Nature volume 425pages 93–98 (2003)Cite this article

Abstract

Blood pH is maintained in a narrow range around pH 7.4 mainly through regulation of respiration and renal acid extrusion1,2. The molecular mechanisms involved in pH homeostasis are not completely understood. Here we show that ovarian cancer G-protein-coupled receptor 1 (OGR1), previously described as a receptor for sphingosylphosphorylcholine3, acts as a proton-sensing receptor stimulating inositol phosphate formation. The receptor is inactive at pH 7.8, and fully activated at pH 6.8—site-directed mutagenesis shows that histidines at the extracellular surface are involved in pH sensing.
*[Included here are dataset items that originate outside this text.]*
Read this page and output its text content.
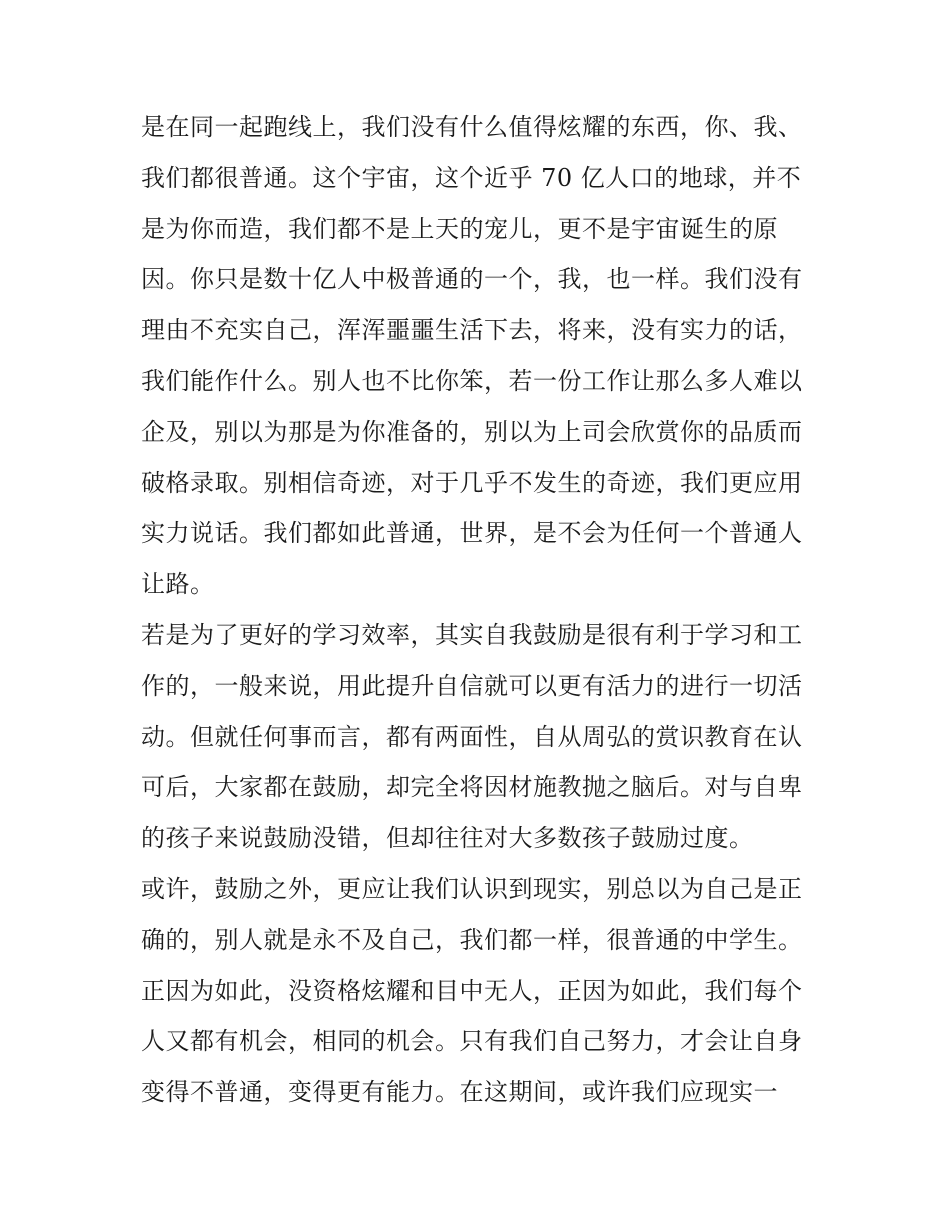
是在同一起跑线上，我们没有什么值得炫耀的东西，你、我、
我们都很普通。这个宇宙，这个近乎 70 亿人口的地球，并不
是为你而造，我们都不是上天的宠儿，更不是宇宙诞生的原
因。你只是数十亿人中极普通的一个，我，也一样。我们没有
理由不充实自己，浑浑噩噩生活下去，将来，没有实力的话，
我们能作什么。别人也不比你笨，若一份工作让那么多人难以
企及，别以为那是为你准备的，别以为上司会欣赏你的品质而
破格录取。别相信奇迹，对于几乎不发生的奇迹，我们更应用
实力说话。我们都如此普通，世界，是不会为任何一个普通人
让路。
若是为了更好的学习效率，其实自我鼓励是很有利于学习和工
作的，一般来说，用此提升自信就可以更有活力的进行一切活
动。但就任何事而言，都有两面性，自从周弘的赏识教育在认
可后，大家都在鼓励，却完全将因材施教抛之脑后。对与自卑
的孩子来说鼓励没错，但却往往对大多数孩子鼓励过度。
或许，鼓励之外，更应让我们认识到现实，别总以为自己是正
确的，别人就是永不及自己，我们都一样，很普通的中学生。
正因为如此，没资格炫耀和目中无人，正因为如此，我们每个
人又都有机会，相同的机会。只有我们自己努力，才会让自身
变得不普通，变得更有能力。在这期间，或许我们应现实一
We find that GPR4, a close relative of OGR1, also responds to pH changes, but elicits cyclic AMP formation. It is known that the skeleton participates in pH homeostasis as a buffering organ, and that osteoblasts respond to pH changes in the physiological range4, but the pH-sensing mechanism operating in these cells was hitherto not known. We detect expression of OGR1 in osteosarcoma cells and primary human osteoblast precursors, and show that these cells exhibit strong pH-dependent inositol phosphate formation. Immunohistochemistry on rat tissue sections confirms the presence of OGR1 in osteoblasts and osteocytes. We propose that OGR1 and GPR4 are proton-sensing receptors involved in pH homeostasis.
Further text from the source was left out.